Corrugated cardboard, next to clay or pixels, is one of my favorite materials. Its seemingly innocuous appearance can transform into patterns and volumetric structures with a few simple folds, slots and slices. Any shop that manages to infuse human spirit into corrugated cardboard gets major cred from me. In “Gladiator” and “Circus,” Psyop does just this, transforming a bland brand of brown and a non-aesthetic material into a land of lions, elephants, and acrobats.
The charm of hinged puppet characters is met by the team’s technical muscle, layering golden light and atmospheric debris to turn a dull, trash material into treasure.
Watch “Circus”
Watch “Gladiator”
Psyop sheds some light on their process:
The brief from agency was to make worlds out of cardboard that felt simultaneously epic and handmade. We were also given the task of creating characters and environments that looked truly hand crafted with the caveat that everything must always be made of cardboard. We worked collaboratively on a series of scripts in order to finesse the story and craft these worlds.
One challenge we faced was creating a fully cardboard world that could feasibly have been created in a sound stage by stop motion animators. Each character had to be broken apart and looked at from the standpoint that if we were to create this in reality, how would they be built to allow the animators to have the full range of motion required.
We didn’t want the characters to look “CG”, so we tried to not cheat by using tricks in 3D. This forced us to approach character setup with some additional boundaries that in some ways made setup easier, but in others forced to us to become more like mechanical engineers and really focus on the details of believable mechanics.
The geometry we created was also another challenge. 99.9% of the corrugation you see is modeled. We really focused on keeping the details in the model and to not rely on texturing tricks. This posed a challenge for our machines and our modelers. Without running on x64 machines and operating systems we wouldn’t have been able to approach the project this way.
Even still, we pushed Maya to the limits on what it can handle in a scene at once due to our geometry polygon counts being so high. It also pushed how much corrugation our modelers were able to handle before cracking mentally. Giving our geometry a “messed up” look without going too far was also a challenge. If we kept the geometry too clean, it ended up looking too CG.

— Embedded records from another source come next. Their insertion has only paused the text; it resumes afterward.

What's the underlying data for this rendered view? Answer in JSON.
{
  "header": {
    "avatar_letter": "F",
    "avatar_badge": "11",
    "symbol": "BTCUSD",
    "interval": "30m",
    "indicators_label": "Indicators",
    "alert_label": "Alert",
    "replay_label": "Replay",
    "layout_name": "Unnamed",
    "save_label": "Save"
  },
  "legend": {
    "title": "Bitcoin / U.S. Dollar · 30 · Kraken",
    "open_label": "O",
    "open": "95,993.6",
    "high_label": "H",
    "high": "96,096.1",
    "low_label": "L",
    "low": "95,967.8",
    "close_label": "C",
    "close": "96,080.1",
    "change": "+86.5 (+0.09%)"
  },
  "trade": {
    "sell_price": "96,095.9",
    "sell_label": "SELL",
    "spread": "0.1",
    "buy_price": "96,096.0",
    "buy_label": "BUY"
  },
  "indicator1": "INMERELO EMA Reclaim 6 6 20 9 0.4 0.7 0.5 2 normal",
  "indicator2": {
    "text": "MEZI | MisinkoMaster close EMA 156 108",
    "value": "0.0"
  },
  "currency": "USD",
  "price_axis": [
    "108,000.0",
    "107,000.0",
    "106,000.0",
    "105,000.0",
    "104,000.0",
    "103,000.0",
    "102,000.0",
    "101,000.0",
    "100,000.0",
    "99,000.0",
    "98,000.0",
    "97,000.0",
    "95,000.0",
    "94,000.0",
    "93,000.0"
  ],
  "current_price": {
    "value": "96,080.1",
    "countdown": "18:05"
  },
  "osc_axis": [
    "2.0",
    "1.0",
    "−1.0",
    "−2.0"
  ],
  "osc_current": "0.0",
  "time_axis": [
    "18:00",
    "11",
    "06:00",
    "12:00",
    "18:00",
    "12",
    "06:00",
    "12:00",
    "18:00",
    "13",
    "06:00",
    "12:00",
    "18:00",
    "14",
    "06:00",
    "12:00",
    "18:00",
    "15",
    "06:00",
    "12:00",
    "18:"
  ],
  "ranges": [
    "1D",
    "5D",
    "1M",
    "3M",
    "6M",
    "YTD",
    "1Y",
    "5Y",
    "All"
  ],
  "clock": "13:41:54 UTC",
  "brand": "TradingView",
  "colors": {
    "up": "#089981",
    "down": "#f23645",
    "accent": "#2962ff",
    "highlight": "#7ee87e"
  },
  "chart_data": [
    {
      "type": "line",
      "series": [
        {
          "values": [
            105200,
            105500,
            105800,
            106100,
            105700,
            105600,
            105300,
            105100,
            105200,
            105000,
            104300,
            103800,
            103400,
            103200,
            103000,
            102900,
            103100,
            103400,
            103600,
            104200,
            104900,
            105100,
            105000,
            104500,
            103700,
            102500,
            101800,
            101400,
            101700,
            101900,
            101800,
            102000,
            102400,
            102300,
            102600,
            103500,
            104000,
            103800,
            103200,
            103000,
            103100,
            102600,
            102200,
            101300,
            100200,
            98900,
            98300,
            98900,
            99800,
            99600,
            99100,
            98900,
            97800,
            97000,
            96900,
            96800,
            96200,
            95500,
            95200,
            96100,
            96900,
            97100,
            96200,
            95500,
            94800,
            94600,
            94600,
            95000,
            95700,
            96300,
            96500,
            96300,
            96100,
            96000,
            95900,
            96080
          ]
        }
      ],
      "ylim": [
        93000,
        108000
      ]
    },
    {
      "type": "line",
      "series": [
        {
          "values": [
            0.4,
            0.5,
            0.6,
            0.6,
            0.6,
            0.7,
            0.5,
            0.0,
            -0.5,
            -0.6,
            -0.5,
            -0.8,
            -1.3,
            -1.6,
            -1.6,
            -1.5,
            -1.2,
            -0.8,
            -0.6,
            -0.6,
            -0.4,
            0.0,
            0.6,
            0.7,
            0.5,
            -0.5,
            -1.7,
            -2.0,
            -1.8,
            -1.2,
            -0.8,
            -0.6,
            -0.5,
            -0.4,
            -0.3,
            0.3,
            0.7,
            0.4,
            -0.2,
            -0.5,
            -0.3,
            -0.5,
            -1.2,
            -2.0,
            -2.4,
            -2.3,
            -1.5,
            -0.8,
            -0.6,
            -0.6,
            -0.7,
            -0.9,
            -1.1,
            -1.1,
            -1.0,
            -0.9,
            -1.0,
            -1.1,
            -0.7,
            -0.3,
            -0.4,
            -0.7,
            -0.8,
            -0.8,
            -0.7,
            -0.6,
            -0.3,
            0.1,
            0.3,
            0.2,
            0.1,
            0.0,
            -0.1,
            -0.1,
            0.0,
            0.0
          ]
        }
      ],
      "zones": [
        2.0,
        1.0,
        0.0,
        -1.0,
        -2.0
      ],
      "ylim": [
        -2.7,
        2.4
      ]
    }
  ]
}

Psyop Creative Director, Eben Mears, kept referencing lasagna noodles whenever he saw corrugation that was too clean in dailies. On the other hand, if we pushed it too far our cardboard ended up looking like it came out of the garbage so we had to walk a fine line between the two. By keeping these details in the model, we didn’t have to worry about getting nice details in model close-ups, shadow effects, or textural detail in lighting and shading. What we saw is what we were going to get in render, and that allowed us a lot more creativity up front.
As with most projects, the hardest part was fitting an epic tale into 25 seconds. All of the scripts read like short films and we worked hard to tell these stories in a visually powerful way but within a tight time frame. Beyond this, the design of the worlds and characters in each spot was intense.
It’s an interesting struggle to design everything out of cardboard and make it look and feel “real”. Our use of corrugation and texture, plus the thought that went into the rigging of the characters was an epic struggle in and of itself.